In the use of percutaneous connectors it is very desirable to restore and maintain the integrity of the skin surrounding the connectors as a barrier to entry of microbes into the body of an animal or person. It is therefore desirable that tissue surrounding a percutaneous connector should readily attach itself to the surface of an implanted percutaneous connector. While the desirability of such biointegration is well known, it has been difficult to accomplish in the past. Various surfaces have been used in the past in attempts to promote biointegration with greater or lesser degrees of success. For example, Aoki U.S. Pat. Nos. 5,035,711 and 5,026,397 disclose a percutaneous connector having a body formed of sintered hydroxyapatite ceramic material in order to promote biointegration.
Byers U.S. Pat. No. 4,645,504 also discloses a percutaneous conduit fashioned of calcium hydroxyapatite presenting a porous surface intended to promote biological integration as a seal against intrusion of pathogens percutaneously.
Owens U.S. Pat.

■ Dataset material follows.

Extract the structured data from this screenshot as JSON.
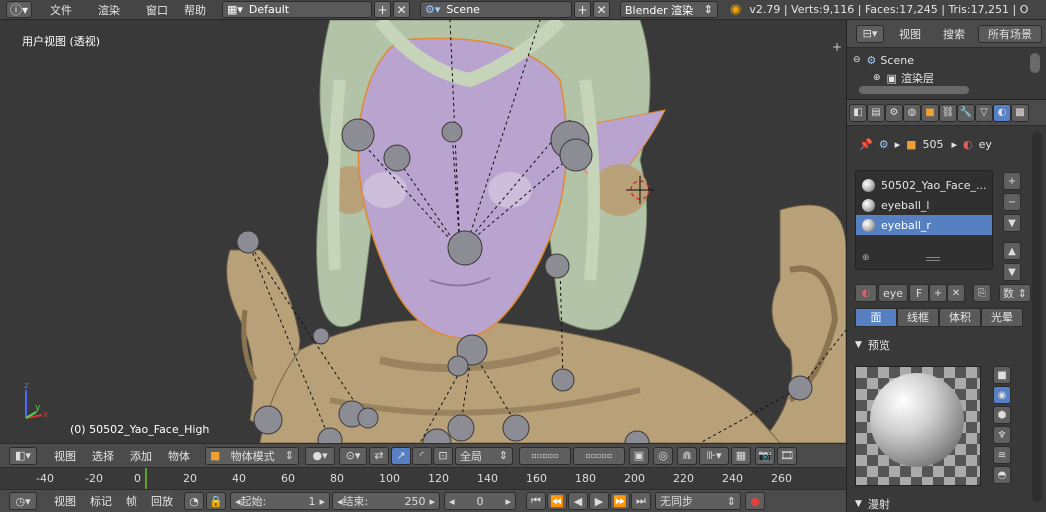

No. 4,025,964 discloses a percutaneous connector in which a radially extending base flange has holes through which tissue can grow beneath the skin to hold the connector in place, while the separable parts of the connector are held together by magnetic attraction to provide electrical connection through metal contacts.
Parsons U.S. Pat. No. 3,995,644 discloses a percutaneous connector having a body of vitreous carbon in which a neck portion of a reduced diameter is utilized to promote healing of skin around the surface of the connector where it projects through the skin. Within the body of the percutaneous connector a dielectric epoxy adhesive is used to seal the penetration of electrical conductors through the connector body into the tissue of a living organism.
What is desired still, however, is a small percutaneous connector providing the capacity for a relatively large number of electrical conductors, which is easily disconnected and reconnected, and yet which also minimizes the risk of accumulation of contaminants on connector surfaces regardless of whether or not the connector is connected.